A TRIO of influential Farnham councillors have hit out at the Farnham Project Board – renamed again this week to the ‘Farnham Infrastructure Programme’ – for a lack of transparency and for failing to include residents earlier in its decision making.

The tri-council, cross-party board – instigated by MP Jeremy Hunt, Surrey County Council leader Tim Oliver and Farnham leader John Neale – held its first meeting last month, charged with finding and funding short and long-term solutions to Farnham’s chronic traffic issues.

However, membership of the group has been fiercely contested – with Farnham Residents’ county councillors Andy MacLeod and Stephen Spence only added hours before its first meeting amid much behind-the-scenes debate over who is leading the initiative: Tory MP and county, or Farnham Residents town and borough.

Pouncing on the group’s chaotic beginnings at last Thursday’s meeting of Farnham Town Council, former town mayors John Ward (Farnham Residents’ member for Shortheath and Boundstone) and Carole Cockburn (Tory, The Bourne), and Waverley executive member Mark Merryweather (Lib Dem, Weybourne and Badshot Lea) each took turns to criticise the group.
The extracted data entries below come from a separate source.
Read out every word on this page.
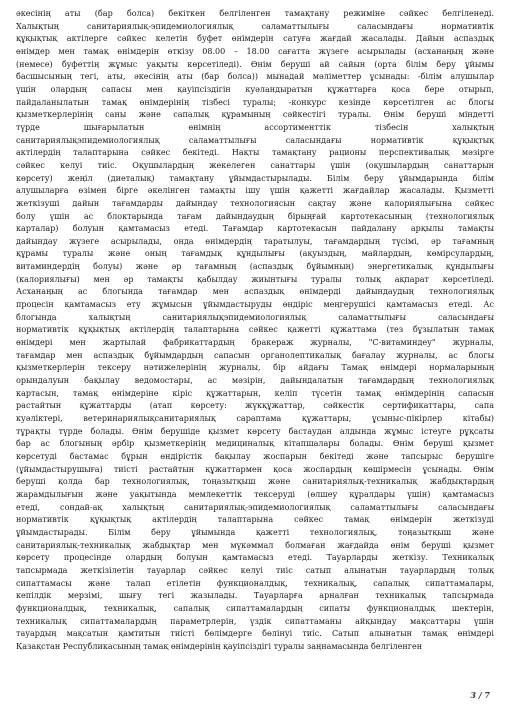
әкесінің аты (бар болса) бекіткен белгіленген тамақтану режиміне сәйкес белгіленеді.
Халықтың санитариялық-эпидемиологиялық саламаттылығы саласындағы нормативтік
құқықтық актілерге сәйкес келетін буфет өнімдерін сатуға жағдай жасалады. Дайын аспаздық
өнімдер мен тамақ өнімдерін өткізу 08.00 – 18.00 сағатта жүзеге асырылады (асханаңың және
(немесе) буфеттің жұмыс уақыты көрсетіледі). Өнім беруші ай сайын (орта білім беру ұйымы
басшысының тегі, аты, әкесінің аты (бар болса)) мынадай мәліметтер ұсынады: -білім алушылар
үшін олардың сапасы мен қауіпсіздігін куәландыратын құжаттарға қоса бере отырып,
пайдаланылатын тамақ өнімдерінің тізбесі туралы; -конкурс кезінде көрсетілген ас блогы
қызметкерлерінің саны және сапалық құрамының сәйкестігі туралы. Өнім беруші міндетті
түрде шығарылатын өнімнің ассортименттік тізбесін халықтың
санитариялықэпидемиологиялық саламаттылығы саласындағы нормативтік құқықтық
актілердің талаптарына сәйкес бекітеді. Нақты тамақтану рационы перспективалық мәзірге
сәйкес келуі тиіс. Оқушылардың жекелеген санаттары үшін (оқушылардың санаттарын
көрсету) жеңіл (диеталық) тамақтану ұйымдастырылады. Білім беру ұйымдарында білім
алушыларға өзімен бірге әкелінген тамақты ішу үшін қажетті жағдайлар жасалады. Қызметті
жеткізуші дайын тағамдарды дайындау технологиясын сақтау және калориялығына сәйкес
болу үшін ас блоктарында тағам дайындаудың бірыңғай картотекасының (технологиялық
карталар) болуын қамтамасыз етеді. Тағамдар картотекасын пайдалану арқылы тамақты
дайындау жүзеге асырылады, онда өнімдердің таратылуы, тағамдардың түсімі, әр тағамның
құрамы туралы және оның тағамдық құндылығы (ақуыздың, майлардың, көмірсулардың,
витаминдердің болуы) және әр тағамның (аспаздық бұйымның) энергетикалық құндылығы
(калориялығы) мен әр тамақты қабылдау жиынтығы туралы толық ақпарат көрсетіледі.
Асханаңың ас блогында тағамдар мен аспаздық өнімдерді дайындаудың технологиялық
процесін қамтамасыз ету жұмысын ұйымдастыруды өндіріс меңгерушісі қамтамасыз етеді. Ас
блогында халықтың санитариялықэпидемиологиялық саламаттылығы саласындағы
нормативтік құқықтық актілердің талаптарына сәйкес қажетті құжаттама (тез бұзылатын тамақ
өнімдері мен жартылай фабрикаттардың бракераж журналы, "С-витаминдеу" журналы,
тағамдар мен аспаздық бұйымдардың сапасын органолептикалық бағалау журналы, ас блогы
қызметкерлерін тексеру нәтижелерінің журналы, бір айдағы Тамақ өнімдері нормаларының
орындалуын бақылау ведомостары, ас мәзірін, дайындалатын тағамдардың технологиялық
картасын, тамақ өнімдеріне кіріс құжаттарын, келіп түсетін тамақ өнімдерінің сапасын
растайтын құжаттарды (атап көрсету: жүкқұжаттар, сәйкестік сертификаттары, сапа
куәліктері, ветеринариялықсанитариялық сараптама құжаттары, ұсыныс-пікірлер кітабы)
тұрақты түрде болады. Өнім берушіде қызмет көрсету бастаудан алдында жұмыс істеуге рұқсаты
бар ас блогының әрбір қызметкерінің медициналық кітапшалары болады. Өнім беруші қызмет
көрсетуді бастамас бұрын өндірістік бақылау жоспарын бекітеді және тапсырыс берушіге
(ұйымдастырушыға) тиісті растайтын құжаттармен қоса жоспардың көшірмесін ұсынады. Өнім
беруші қолда бар технологиялық, тоңазытқыш және санитариялық-техникалық жабдықтардың
жарамдылығын және уақытында мемлекеттік тексеруді (өлшеу құралдары үшін) қамтамасыз
етеді, сондай-ақ халықтың санитариялық-эпидемиологиялық саламаттылығы саласындағы
нормативтік құқықтық актілердің талаптарына сәйкес тамақ өнімдерін жеткізуді
ұйымдастырады. Білім беру ұйымында қажетті технологиялық, тоңазытқыш және
санитариялық-техникалық жабдықтар мен мүкәммал болмаған жағдайда өнім беруші қызмет
көрсету процесінде олардың болуын қамтамасыз етеді. Тауарларды жеткізу. Техникалық
тапсырмада жеткізілетін тауарлар сәйкес келуі тиіс сатып алынатын тауарлардың толық
сипаттамасы және талап етілетін функционалдық, техникалық, сапалық сипаттамалары,
кепілдік мерзімі, шығу тегі жазылады. Тауарларға арналған техникалық тапсырмада
функционалдық, техникалық, сапалық сипаттамалардың сипаты функционалдық шектерін,
техникалық сипаттамалардың параметрлерін, үздік сипаттаманы айқындау мақсаттары үшін
тауардың мақсатын қамтитын тиісті бөлімдерге бөлінуі тиіс. Сатып алынатын тамақ өнімдері
Қазақстан Республикасының тамақ өнімдерінің қауіпсіздігі туралы заңнамасында белгіленген
3 / 7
Addressing members, Cllr Ward, who is also Waverley leader, began by blasting the group for its “poor process and poor procedures” – lamenting that “decisions were being made by people chatting outside of meetings”.

“I have a lot of concern about what tail is wagging what dog,” he added.

He did, though, endorse the suggestion of co-chairmen – Cllr MacLeod representing Waverley and Surrey, and John Neale the town council – as a way to “legalise the process and make the group more open and transparent”.

A vote on the board’s co-chairs itself descended into confusion, however, after Cllrs Ward and Cockburn pointed out Farnham Town Council could not legally appoint Waverley’s chair. Instead, members endorsed the “concept” of co-chairs.

Cllr Merryweather, a Waverley executive member, endorsed Cllr Ward’s reservations and expressed his own “general frustration” at the way the group has operated so far.

And Cllr Cockburn, the driving force behind the Farnham Neighbourhood Plan, added the group has to date “hurtled from one chaotic decision to another”, and accused it of failing to follow the example set by the successful town plan process which strived to involve residents from its instigation.

“We really have to get this right,” she continued. “At present, there is no real plan for how we communicate our ideas to the public, and I feel unrepresented on this board.

“We risk consulting people so far down the line that we will not engage the public.”

Council leader John Neale (Farnham Residents, Firgrove) said the group was “not a secret”, but added a “lot of work” was currently being undertaken by Surrey’s programme managers, which will be made public and open for debate soon.